Volkov is the son of Trotsky's daughter Sinaida Volkova and Plato Ivanovich Volkov. After the Soviet dictator Josef Stalin had enforced the disempowerment and expulsion of his political opponent Trotsky at the end of the 1920s, he began to take revenge on his relatives. Plato was exiled to Siberia as early as 1928; after being arrested several times, he was shot in 1936. Sinaida was only allowed to leave the Soviet Union in 1931 on the condition that she would leave one of her children behind - as a kind of hostage. She decided to take Vsevolod with Trotsky to the Turkish island of Prinkipo . Alexandra, her daughter from her first marriage, then lived for a short time with her father, Sachar Moglin, until he, too, was arrested (and later shot).
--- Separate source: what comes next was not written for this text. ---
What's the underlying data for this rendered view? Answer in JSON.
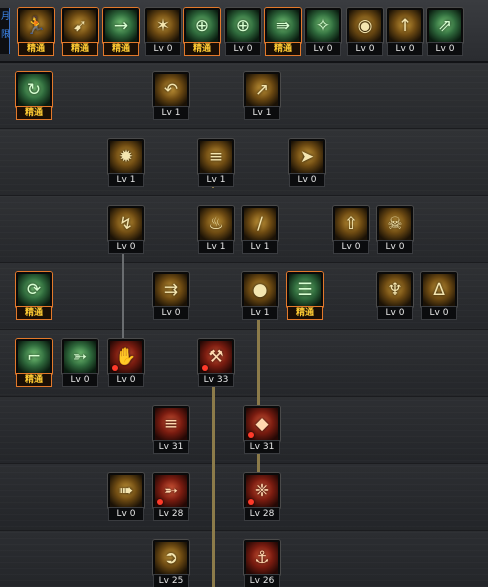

Sinaida moved to Berlin to treat her psychological problems to her half-brother Leo Sedow . The Soviet authorities revoked her citizenship and made it impossible to return to Russia. Desperate and suffering from pulmonary tuberculosis , she committed suicide in January 1933. A few weeks later, the Nazis expanded their dictatorship in Germany in a short time. Leo Sedov was able to flee abroad in time. At Trotsky's request, followers of Wilhelm Reich welcomed Vsevolod to Vienna, where he attended a Montessori school . In 1935 the situation became uncertain there too. He therefore moved to Sedov in Paris.

As Trotsky's son and collaborator, Leo Sedov was threatened by both Nazis and Stalinists. In February 1938 he died under mysterious circumstances, presumably poisoned by the latter. Sedov's widow initially kept Vsevolod with her, but in August 1939 Alfred Rosmer brought him to Trotsky and his wife Natalia Sedova in Mexico. There they lived in the fortress-like house of Frida Kahlo and Diego Rivera in Coyoacán , in the south of Mexico City.

Bullet holes from May 24, 1940

On May 24, 1940, a group of Stalinist agents commanded by the famous painter Alfaro Siqueiros raided the house in order to assassinate Trotsky. Volkov, like his grandfather, was slightly injured by gunshots in the next room, as was his leg. Three months later, however, another assassination attempt by Ramón Mercader was successful: Leon Trotsky died on August 21, 1940 from serious head injuries. Vsevolod / Esteban also lived in the same house at this time.

Vsevolod / Esteban Volkov lived in this house until the 1970s. He had forgotten Russian; he called himself Esteban in Mexico, which sounds similar to the short form Seva of his Russian name.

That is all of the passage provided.